Wednesday, March 9, 2022

All Contradictions Are False

Today I received a great question from a reader that was worth posting here.  First, he references my paper on the impossibility of scalable quantum computing and says:

There seems to be nowhere for anyone to discuss it. Academia is sealed off to the public nowadays. 

Agreed.  That’s because, as I discussed in this post, there is an unholy marriage between the prophets of quantum computing and the Cult of U (i.e., the fanatical belief that quantum wave states always evolve linearly).  After attempting to submit several papers to the arXiv that questioned the assumption of U, I had assumed I was blacklisted until the unexpected happened.

Then, he asks a key question:

We hear (ad nauseum) that the spin on an electron can be both 'up' and 'down' simultaneously, but what does that actually mean?  It may be true in ket space, but it cannot be true in actual space.

First, let me point out that this should be a really stupid question.  No intelligent person should ever have to ask, “What does it mean if X is true AND X is false?”  Logically, that looks like X ∩ ¬X, which any logician will say is a contradiction and therefore a false statement.

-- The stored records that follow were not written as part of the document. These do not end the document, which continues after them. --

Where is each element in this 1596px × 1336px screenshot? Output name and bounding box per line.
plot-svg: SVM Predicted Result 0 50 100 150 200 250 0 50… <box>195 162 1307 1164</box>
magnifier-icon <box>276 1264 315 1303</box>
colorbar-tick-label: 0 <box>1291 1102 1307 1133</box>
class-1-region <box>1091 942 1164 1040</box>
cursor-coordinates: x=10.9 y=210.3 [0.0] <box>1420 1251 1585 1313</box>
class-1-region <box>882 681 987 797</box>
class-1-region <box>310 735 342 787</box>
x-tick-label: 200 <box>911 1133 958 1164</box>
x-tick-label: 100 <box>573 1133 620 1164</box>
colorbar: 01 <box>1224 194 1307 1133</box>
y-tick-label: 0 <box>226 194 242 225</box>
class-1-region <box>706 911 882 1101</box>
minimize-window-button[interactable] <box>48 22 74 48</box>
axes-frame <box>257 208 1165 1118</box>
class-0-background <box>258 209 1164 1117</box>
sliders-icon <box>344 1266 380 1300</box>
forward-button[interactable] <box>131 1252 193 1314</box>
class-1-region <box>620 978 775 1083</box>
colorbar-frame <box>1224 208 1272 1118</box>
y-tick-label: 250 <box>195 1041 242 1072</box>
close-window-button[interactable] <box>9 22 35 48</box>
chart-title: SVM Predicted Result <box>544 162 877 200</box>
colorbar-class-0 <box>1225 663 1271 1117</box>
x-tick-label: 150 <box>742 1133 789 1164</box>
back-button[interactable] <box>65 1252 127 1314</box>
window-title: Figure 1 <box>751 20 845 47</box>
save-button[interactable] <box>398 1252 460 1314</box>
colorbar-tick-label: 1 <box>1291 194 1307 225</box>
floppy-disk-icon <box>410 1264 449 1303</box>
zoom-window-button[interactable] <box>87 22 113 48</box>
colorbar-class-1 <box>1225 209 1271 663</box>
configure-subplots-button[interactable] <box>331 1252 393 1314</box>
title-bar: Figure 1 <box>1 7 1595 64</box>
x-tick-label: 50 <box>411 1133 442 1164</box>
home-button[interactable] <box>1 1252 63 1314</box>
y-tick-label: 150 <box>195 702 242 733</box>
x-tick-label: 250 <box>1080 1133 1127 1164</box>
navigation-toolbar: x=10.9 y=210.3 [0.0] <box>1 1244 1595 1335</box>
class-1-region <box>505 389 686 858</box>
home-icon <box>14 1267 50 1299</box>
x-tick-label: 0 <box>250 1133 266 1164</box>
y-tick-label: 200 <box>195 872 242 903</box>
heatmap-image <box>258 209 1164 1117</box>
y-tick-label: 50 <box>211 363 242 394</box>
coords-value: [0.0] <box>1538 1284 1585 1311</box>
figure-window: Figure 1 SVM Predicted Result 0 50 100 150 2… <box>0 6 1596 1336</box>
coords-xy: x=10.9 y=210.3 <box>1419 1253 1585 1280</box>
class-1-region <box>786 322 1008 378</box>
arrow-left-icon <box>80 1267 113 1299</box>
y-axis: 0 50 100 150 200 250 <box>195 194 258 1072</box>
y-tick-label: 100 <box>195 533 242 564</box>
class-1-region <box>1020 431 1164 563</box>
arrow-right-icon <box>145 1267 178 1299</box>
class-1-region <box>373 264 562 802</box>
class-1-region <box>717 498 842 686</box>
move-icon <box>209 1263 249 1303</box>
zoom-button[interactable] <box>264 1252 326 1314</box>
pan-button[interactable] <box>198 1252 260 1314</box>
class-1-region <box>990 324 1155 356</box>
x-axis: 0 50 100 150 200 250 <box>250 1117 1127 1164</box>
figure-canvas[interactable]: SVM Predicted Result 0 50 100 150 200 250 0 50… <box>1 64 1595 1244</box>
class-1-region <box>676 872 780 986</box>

But here’s the thing… the reader’s question is a perfectly reasonable and rational question in the physics world, because we are constantly bombarded by characterizations of quantum superpositions that are completely nonsensical.  For example, Schrodinger’s Cat is constantly described by physicists as “a cat that is both dead and alive simultaneously.”  But this is a contradiction and is necessarily false. 

This is the kind of logical error that physicists routinely make.  I have tried to point them out in papers like this and this.

If an object is in quantum state described by |A> + |B>, it is simply not the case that the object is in both state |A> and |B> simultaneously.  In fact, none of the following statements are true:

·       The object is in state |A>.

·       The object is in state |B>.

·       The object is not in state |A>.

·       The object is not in state |B>.

Indeed, there simply is no fact about whether the object is in state |A> or |B>.

In other words, dear reader, you have been misled by physicists who either don't understand basic logic or are intentionally trying to deceive the world with bad characterizations of quantum mechanics, because that is what is necessary to keep the investment money flowing into quantum computing.

By the way, infinity itself is also a contradiction.  As I discuss in this post, atheist physicists like to posit infinitely many universes to account for the existence of something that has a zero probability.  But all contradictions are false, so infinity cannot be used to imply anything true.